The Librem 5 smartphone also wants to be the world's first ever IP-native mobile device that uses decentralized end-to-end encrypted communication. It won't be compatible with Google's Android or Apple's iOS mobile operating systems, but it's capable of running any GNU/Linux distribution if its source code is freely available.
Under the bonnet is an i.MX 6 or i.MX 8 processor with separate baseband modem which is designed to make it difficult to be monitored by government agencies.
Librem 5 also features hardware kill switches for Wi-Fi, Bluetooth, camera, microphone, as well as baseband. It runs Purism's PureOS GNU/Linux by default, which is based on the Debian GNU/Linux operating system.
When it ships it will offer basic communication services: phone, email, messaging, voice, camera, browsing, and will expand after shipment and over time to more free software applications, through shared collaboration with the developer community, notes Purism on the Librem 5 website.
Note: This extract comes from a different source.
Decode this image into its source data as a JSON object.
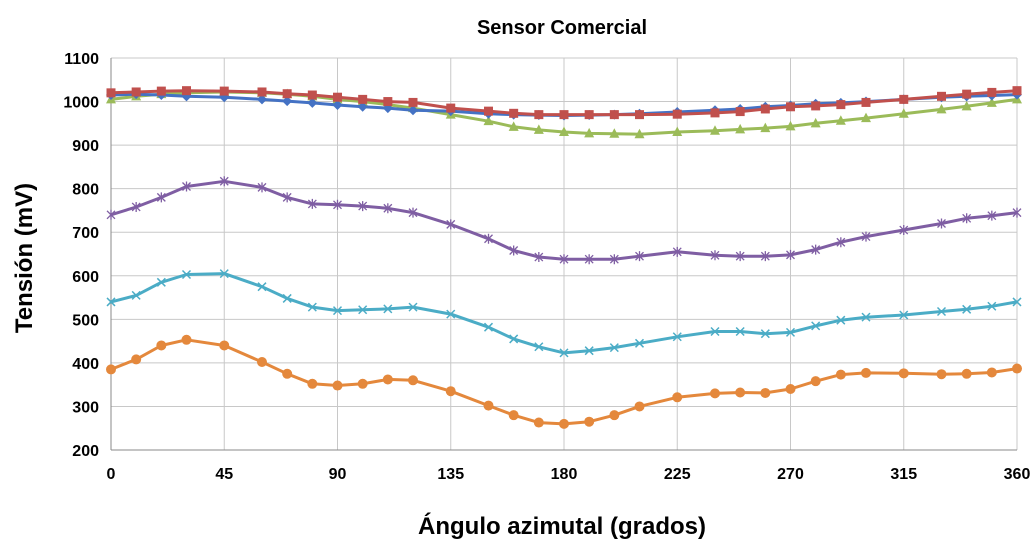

It can run HTML5 apps, and native Linux programs. It can connect to Android, iOS, or Windows devices, and can be transformed into a full-fledged PC if you attach a monitor, keyboard and mouse. The first units are expected to arrive Q1 2019
Purism needs to find a manufacturer to build the units, which will go through a complex hardware testing process. PureOS also needs to be thoroughly tested before it can be deployed on Librem 5, so expect it to arrive in Q1 2019.